Ronald Blythe exhorts members of the congregation to sing

JUNE, and Pentecost. I scythe some of the orchard growth to give the Rambling Rector roses a bit of light and freedom. Tied to greengage trees, they have grown apace. Nesting robins fly around in distress; so I give up. I am invasive. In church, the Flower Festival takes over - plus, of course, Songs of Praise. The new priest, John, has a good voice; so has everyone, at this moment. "Sing out!" I say, encouragingly.

Every year, it is strangely affecting, this ancient building bursting with hymns, the high sills filled with blooms, the scent, the tower clock going tick-tock in the spare silences, the trapped bee or butterfly, the all-too-soon blessing. For, having got into our stride, we should have sung till midnight.

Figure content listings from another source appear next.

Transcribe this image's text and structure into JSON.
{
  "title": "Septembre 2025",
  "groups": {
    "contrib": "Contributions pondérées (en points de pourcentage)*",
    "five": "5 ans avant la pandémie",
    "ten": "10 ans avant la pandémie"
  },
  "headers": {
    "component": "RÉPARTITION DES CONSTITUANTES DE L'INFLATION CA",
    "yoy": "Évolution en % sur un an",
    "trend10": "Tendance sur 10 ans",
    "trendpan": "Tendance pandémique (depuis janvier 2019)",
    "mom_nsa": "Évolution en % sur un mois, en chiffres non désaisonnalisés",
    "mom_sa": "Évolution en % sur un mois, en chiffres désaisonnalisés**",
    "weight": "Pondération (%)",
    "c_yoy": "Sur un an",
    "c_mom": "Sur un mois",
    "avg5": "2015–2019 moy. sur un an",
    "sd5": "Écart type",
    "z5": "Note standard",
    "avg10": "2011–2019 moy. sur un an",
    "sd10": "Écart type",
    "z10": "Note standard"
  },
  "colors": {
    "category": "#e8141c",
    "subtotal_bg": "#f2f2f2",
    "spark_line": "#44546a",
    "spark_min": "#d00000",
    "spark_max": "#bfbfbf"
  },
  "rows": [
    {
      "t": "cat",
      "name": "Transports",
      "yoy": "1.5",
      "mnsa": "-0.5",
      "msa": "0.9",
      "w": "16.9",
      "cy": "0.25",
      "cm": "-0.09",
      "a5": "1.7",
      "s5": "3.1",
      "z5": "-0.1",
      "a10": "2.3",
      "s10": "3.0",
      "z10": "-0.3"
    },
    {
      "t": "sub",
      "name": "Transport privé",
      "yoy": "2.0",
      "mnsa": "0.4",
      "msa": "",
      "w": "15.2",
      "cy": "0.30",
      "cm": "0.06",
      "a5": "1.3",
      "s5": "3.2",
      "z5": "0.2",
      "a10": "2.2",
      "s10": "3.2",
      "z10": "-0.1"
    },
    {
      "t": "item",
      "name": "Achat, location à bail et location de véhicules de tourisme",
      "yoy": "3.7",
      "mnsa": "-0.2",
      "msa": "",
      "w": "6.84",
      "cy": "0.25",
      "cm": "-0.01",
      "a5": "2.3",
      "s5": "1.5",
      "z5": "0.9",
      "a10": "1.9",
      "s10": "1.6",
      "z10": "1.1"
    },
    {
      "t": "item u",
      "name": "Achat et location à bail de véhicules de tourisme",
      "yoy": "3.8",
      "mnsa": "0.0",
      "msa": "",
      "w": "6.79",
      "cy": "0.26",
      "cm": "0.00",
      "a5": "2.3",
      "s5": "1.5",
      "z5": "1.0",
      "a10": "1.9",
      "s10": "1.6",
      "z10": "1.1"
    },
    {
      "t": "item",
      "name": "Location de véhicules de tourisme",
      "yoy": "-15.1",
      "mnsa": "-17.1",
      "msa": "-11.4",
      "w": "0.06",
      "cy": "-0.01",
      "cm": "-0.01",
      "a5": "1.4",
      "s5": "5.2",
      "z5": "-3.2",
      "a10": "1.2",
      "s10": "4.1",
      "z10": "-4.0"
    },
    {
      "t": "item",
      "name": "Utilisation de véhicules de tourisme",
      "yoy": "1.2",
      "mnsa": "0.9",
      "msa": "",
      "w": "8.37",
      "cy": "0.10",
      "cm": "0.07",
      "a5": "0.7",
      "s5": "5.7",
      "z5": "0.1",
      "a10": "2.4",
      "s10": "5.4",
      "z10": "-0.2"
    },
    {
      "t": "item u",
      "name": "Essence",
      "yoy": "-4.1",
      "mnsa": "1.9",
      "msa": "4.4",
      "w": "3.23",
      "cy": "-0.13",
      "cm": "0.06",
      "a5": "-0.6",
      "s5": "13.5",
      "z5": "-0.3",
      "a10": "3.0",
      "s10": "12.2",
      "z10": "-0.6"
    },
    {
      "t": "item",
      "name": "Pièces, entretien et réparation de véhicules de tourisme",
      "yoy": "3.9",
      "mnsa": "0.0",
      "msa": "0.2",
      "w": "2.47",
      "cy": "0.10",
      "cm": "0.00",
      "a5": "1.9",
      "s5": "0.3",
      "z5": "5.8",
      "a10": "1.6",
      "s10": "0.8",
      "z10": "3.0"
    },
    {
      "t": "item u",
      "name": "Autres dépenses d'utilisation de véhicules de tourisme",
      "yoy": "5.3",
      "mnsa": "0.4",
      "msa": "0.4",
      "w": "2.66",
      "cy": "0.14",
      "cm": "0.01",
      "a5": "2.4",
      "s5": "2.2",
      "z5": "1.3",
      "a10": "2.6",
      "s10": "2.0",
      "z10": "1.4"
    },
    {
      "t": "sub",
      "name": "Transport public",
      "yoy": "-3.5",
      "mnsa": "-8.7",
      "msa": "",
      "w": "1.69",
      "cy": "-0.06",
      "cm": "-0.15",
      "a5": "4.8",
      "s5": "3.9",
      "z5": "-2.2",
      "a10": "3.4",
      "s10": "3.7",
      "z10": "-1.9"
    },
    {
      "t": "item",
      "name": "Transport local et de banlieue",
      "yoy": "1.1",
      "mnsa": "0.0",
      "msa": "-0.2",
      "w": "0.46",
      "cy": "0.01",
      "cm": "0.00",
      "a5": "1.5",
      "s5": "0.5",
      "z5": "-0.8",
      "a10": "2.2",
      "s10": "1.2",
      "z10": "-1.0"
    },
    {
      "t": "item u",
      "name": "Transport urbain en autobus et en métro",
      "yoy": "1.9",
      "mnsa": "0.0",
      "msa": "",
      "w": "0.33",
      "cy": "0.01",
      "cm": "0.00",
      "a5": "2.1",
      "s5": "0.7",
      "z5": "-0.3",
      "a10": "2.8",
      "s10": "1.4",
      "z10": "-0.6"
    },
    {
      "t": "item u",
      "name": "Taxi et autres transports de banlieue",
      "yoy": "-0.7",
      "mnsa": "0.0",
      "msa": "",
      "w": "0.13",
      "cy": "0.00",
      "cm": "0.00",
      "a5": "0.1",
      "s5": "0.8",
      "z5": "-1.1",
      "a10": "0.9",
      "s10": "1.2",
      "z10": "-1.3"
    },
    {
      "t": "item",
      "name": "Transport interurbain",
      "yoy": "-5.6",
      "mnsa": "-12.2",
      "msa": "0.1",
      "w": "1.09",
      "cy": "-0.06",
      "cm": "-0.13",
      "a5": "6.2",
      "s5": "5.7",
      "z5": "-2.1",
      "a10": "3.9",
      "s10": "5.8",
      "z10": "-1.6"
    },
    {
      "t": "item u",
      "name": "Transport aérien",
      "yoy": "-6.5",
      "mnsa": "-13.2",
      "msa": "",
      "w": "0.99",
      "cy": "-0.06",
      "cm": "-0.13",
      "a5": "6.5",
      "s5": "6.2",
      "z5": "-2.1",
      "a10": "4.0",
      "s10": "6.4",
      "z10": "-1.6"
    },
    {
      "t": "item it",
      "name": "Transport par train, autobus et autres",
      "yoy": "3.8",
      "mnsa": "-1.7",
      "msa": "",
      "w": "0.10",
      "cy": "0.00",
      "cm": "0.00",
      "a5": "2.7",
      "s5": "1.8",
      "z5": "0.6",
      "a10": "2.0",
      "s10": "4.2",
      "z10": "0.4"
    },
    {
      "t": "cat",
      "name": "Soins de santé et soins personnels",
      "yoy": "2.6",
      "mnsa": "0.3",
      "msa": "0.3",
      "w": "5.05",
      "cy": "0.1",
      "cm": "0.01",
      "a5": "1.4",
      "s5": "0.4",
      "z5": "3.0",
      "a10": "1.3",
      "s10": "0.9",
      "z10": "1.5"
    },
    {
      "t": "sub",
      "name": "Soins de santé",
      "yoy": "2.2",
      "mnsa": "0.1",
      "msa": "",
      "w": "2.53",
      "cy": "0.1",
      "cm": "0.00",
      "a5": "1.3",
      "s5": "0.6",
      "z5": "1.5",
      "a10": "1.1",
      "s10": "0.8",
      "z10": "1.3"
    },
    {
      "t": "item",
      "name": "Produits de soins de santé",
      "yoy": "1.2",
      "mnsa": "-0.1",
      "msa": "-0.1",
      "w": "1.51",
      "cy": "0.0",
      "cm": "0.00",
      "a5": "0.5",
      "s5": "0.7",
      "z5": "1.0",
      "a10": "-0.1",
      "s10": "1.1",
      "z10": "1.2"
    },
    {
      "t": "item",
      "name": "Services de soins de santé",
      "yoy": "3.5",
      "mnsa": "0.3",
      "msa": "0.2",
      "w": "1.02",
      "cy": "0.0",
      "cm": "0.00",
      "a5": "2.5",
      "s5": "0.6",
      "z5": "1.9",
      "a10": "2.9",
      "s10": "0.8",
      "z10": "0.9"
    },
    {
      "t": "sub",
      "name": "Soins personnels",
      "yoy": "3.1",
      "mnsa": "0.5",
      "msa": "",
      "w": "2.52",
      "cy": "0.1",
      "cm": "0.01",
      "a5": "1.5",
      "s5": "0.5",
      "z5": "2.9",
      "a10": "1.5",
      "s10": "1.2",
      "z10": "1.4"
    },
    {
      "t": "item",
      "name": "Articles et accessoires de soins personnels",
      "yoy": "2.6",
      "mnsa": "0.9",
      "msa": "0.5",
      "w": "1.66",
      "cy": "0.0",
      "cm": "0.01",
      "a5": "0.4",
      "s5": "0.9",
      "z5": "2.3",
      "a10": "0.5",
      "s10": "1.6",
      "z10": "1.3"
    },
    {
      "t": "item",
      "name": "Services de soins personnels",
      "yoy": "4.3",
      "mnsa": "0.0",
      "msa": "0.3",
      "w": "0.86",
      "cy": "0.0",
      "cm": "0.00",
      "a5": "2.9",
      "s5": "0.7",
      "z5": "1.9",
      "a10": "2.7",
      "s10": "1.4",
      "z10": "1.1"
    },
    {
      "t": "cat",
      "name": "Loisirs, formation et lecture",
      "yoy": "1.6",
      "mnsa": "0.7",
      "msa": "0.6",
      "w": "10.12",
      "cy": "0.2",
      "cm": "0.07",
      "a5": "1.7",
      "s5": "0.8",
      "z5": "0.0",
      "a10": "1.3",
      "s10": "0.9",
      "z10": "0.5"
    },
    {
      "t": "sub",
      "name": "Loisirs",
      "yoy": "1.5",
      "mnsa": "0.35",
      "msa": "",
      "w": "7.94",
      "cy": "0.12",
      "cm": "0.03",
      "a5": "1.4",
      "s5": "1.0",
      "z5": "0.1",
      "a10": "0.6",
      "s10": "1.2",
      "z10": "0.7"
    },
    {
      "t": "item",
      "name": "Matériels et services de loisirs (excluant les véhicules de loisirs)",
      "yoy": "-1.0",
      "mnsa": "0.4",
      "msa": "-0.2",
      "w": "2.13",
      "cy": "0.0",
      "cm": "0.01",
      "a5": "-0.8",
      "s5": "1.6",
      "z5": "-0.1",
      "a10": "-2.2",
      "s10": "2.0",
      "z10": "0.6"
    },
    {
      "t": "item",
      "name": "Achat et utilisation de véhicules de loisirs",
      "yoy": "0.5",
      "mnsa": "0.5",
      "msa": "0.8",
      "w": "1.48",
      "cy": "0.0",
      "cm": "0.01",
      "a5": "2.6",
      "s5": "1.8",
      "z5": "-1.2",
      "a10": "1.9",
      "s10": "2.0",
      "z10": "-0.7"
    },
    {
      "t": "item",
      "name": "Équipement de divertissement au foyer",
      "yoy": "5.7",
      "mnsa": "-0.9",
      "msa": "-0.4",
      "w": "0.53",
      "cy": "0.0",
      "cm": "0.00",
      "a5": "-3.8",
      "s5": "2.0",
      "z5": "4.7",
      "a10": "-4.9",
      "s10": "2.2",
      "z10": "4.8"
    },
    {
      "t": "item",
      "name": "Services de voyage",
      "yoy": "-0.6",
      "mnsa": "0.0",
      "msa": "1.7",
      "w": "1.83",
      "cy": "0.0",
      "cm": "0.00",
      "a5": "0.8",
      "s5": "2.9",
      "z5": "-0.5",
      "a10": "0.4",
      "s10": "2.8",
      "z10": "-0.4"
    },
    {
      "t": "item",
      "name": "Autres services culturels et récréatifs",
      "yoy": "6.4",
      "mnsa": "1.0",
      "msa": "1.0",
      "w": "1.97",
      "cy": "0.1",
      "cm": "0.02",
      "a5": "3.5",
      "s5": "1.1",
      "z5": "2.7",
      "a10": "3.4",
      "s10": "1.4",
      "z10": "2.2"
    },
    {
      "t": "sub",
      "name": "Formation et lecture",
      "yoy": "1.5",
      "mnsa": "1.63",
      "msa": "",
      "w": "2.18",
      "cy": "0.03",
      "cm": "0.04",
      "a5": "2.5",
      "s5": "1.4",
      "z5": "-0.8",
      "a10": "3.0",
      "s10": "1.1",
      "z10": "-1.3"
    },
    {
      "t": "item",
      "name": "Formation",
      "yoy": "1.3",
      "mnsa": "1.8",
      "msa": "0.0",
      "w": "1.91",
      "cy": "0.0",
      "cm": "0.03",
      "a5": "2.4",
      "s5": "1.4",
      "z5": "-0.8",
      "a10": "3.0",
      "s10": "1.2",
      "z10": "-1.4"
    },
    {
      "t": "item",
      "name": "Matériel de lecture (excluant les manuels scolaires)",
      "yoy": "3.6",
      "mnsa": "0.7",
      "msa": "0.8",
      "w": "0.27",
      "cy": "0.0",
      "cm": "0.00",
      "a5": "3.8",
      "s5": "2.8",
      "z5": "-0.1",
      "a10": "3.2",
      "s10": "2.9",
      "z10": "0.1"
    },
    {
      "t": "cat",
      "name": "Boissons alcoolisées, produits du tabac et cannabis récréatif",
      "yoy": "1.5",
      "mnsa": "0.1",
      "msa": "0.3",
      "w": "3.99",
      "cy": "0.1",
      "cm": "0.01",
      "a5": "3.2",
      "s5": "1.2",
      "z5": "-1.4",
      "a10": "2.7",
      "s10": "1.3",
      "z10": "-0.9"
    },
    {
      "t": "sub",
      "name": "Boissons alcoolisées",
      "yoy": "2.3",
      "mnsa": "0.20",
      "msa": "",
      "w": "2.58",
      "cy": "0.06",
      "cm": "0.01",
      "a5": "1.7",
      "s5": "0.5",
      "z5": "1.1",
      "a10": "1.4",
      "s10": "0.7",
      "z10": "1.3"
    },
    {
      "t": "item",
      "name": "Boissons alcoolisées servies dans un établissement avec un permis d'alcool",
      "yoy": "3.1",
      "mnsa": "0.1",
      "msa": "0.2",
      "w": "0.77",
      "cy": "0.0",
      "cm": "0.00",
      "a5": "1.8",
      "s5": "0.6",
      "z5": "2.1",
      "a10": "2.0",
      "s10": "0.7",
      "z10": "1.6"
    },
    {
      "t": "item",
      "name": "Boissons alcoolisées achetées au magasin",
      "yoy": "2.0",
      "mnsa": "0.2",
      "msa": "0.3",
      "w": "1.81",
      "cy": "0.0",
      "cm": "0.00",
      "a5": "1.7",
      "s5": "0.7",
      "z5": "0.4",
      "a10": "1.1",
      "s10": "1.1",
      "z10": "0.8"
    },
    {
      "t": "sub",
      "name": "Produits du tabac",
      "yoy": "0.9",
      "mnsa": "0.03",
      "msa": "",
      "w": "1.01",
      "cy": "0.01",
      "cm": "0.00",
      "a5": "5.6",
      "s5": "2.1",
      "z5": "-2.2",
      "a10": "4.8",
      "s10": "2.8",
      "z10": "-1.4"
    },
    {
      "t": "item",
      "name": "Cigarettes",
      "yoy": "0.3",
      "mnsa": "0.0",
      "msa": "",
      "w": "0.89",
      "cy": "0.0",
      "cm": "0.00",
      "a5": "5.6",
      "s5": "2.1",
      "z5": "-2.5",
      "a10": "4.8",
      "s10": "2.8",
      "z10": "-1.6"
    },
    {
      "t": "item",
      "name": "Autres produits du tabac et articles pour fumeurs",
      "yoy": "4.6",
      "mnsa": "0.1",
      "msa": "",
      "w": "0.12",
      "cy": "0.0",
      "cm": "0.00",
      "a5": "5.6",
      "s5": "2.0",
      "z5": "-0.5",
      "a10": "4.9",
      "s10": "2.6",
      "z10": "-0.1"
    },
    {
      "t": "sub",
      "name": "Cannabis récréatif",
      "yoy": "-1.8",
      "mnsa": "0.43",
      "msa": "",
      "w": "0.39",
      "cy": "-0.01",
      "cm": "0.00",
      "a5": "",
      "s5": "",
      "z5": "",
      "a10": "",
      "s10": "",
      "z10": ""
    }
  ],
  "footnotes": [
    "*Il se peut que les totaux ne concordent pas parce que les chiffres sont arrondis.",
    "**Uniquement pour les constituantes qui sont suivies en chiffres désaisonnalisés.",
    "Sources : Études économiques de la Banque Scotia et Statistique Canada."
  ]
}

They asked St Augustine,"What is a hymn?" "A hymn", he replied, "is the praise of God by singing. A hymn is a song embodying the praise of God. If there be only praise, but not praise of God, it is not a hymn. If there be praise, but not sung, it is not a hymn. For it to be a hymn, it is needful, therefore, for it to have three things - praise, praise of God, and these sung."

The hymn-singing faces on the screen, when not over-rehearsed, are holy and absorbed. I sometimes think of the 18-year-old Thomas Hardy at evensong in his parish church.

On afternoons of drowsy calm
We stood in the panelled pew,
Singing one-voiced a Tate-and-Brady psalm
To the tune of "Cambridge New".

We watched the elms, we watched the rooks,
The clouds upon the breeze,
Between the whiles of glancing at our books,
And swaying like the trees.

So mindless were those outpourings! -
Though I am not aware
That I have gained by subtle thought on things
Since we stood psalming there.

The "swaying" is interesting. Hardy's continued churchgoing after he had renounced his faith worried his friends. The beat of the Anglican liturgy sets the timing of his great poems. And it still sets the timing of our days for many of us, faint as a heartbeat though it may be. A great or a not very good hymn will set us going, as it were.

When Charles Wesley was in Bristol, he was told about a little girl who dreamed that she had gone for a walk with Christ. "While we were walking, he said 'Sing!'"

"What shall I sing?"

"Sing praises unto the King of this place."

The summer windows are wide to the dawn chorus. I hear it at about five. Then it stops - like a hymn. Reaches its conclusion.